Thursday, July 30, 2015

Years ago I witnessed shameless ignorance innocently modeled at a conference in medical school. A visiting professor asked questions for which everyone thought they knew the answers. It was about red blood cells. Even the first year students were laughing. I guess everyone, I included, thought these were rhetorical (theatrical) questions.
But the professor was serious. He didn’t know the answers to his questions. Many of the rest of us thought we did!
Perhaps this was nothing new for him, asking questions unabashed. Think about it though. What a resource he had in the conferences he routinely attended, of  many bright also resourceful scholarly types.
He succeeded in bringing the conference to what was for me a previously unreached and important level of arousal. Something about his manner led us to put our minds together in a kind of mutually respectful dialogue in which no one, it seems, suffered from stage fright.  Several curious, respectful people contributed to the conversation that followed.
Shared perspectives create a super or meta mind, one that brings significant discovery. When shy people venture to share of that which only they are aware, doors are opened.
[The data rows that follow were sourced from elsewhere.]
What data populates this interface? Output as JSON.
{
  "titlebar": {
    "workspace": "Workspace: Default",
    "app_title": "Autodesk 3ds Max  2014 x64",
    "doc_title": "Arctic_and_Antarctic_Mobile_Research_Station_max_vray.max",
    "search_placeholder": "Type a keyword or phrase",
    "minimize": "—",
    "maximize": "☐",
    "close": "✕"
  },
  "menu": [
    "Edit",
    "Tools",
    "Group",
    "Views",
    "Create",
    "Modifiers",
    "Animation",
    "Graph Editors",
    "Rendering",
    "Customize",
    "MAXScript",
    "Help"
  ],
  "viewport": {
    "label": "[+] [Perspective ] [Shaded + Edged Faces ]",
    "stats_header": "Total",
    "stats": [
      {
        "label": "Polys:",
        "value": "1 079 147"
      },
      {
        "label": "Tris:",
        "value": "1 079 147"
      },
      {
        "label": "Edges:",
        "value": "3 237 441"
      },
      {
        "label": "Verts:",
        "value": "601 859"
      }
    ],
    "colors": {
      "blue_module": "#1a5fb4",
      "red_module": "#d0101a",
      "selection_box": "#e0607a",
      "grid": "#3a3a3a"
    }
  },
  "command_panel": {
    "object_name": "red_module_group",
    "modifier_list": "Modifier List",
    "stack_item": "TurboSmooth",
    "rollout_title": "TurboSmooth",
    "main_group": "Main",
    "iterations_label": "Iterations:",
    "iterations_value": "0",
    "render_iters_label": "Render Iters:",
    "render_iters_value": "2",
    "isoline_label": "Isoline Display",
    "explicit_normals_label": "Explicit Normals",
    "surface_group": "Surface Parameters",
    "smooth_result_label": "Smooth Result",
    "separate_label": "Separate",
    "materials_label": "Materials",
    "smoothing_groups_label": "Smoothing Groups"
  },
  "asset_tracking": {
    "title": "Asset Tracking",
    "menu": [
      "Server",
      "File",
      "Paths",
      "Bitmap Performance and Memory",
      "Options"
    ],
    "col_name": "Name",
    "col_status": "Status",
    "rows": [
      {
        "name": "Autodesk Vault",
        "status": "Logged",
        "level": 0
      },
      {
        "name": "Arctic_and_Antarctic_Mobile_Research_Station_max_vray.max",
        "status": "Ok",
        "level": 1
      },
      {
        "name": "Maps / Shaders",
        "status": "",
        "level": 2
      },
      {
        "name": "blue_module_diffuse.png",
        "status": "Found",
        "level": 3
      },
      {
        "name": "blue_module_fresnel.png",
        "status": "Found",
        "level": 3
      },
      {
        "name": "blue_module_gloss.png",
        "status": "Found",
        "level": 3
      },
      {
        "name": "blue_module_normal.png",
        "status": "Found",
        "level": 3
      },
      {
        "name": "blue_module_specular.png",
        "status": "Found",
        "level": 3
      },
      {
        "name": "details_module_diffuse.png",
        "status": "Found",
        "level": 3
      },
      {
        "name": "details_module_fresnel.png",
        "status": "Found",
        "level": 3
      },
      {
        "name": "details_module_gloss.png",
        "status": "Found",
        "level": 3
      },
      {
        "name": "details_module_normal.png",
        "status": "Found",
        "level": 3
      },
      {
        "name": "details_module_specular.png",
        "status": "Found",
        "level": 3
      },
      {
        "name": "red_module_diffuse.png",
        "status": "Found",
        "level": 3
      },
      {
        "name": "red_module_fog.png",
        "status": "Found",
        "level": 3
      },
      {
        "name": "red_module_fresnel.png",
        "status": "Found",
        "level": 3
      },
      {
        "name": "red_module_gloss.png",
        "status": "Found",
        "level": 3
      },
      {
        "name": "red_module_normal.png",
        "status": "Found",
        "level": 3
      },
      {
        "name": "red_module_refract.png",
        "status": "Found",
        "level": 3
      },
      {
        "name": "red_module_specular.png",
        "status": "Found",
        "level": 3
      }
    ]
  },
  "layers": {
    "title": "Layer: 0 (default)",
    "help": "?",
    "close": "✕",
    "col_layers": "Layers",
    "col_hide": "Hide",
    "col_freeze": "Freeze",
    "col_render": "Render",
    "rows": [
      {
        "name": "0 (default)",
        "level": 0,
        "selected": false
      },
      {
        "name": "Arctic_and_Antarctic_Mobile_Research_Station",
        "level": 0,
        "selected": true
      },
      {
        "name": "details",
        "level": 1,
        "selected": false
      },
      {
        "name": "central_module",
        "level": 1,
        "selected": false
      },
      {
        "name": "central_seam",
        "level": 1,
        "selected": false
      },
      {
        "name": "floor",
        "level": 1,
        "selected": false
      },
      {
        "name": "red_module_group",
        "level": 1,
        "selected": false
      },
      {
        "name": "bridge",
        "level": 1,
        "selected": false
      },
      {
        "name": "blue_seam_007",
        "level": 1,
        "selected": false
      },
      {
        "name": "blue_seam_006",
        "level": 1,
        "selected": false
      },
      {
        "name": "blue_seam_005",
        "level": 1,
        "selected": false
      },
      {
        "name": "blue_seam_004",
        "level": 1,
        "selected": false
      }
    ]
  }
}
Now I am thinking that what happened was his making it safe for everyone else to be vulnerable.
I think most of us can remember groups at reunions, marriages, and funerals pooling what we remember and creating something  like putting a puzzle together.
The hunger we have to recreate and realign and be happy and be sad, without prompting, arouses in the the whole being  the spirit of ignorance that over rides shame.
How we value our personal emotional experience and making it known begins when we are babies, and is determined by the responses we receive from the other human beings in our personal world. Everything we do when with another person, whether or not we are doing it in an attempt to relate to that other person, has potential consequences for shaping our mental development.
Emotional self-acceptance is a critically important part of what it takes to seek, discover, and create a universe that affords confidence, courage, judgment, passion, and curiosity.
A satisfying of curiosity might have some necessarily scary aspects, since as you satisfy your curiosity you could be leaving the prevalent culture making you different from others, in aspects that might lead to your being at least looked at askance. Taking care about what you express with whom you consider making yourself vulnerable, in these respects, will mitigate this danger.
Healthy judgment depends on learning from our own as well as others’ successes and mistakes. Emotional arousal--- mental alertness, is necessary to increase the amplitude and frequency of past as well as current reminders that point to possible or probable current and future danger. What is boring puts us to sleep, where we can dream something interesting.  
What is interesting wakes us  up.  Sometimes the difference in whether something is interesting or boring depends on whether I understand, can make sense of what I am attempting to comprehend.  Many times it is necessary to stay in a situation for a while, to understand the language or the jargon.
With mathematics you can’t just jump into the middle of something, for instance like calculus or differential equations, but first learn considerable background.
If your curiosity is sufficiently aroused and if you are confident and willing to clear a space in your life for it, you will learn the background necessary for you to grasp and understand calculus or molecular biology or how to make a nine layer cake without the top layers sliding off as you serve it. ( I gave up!)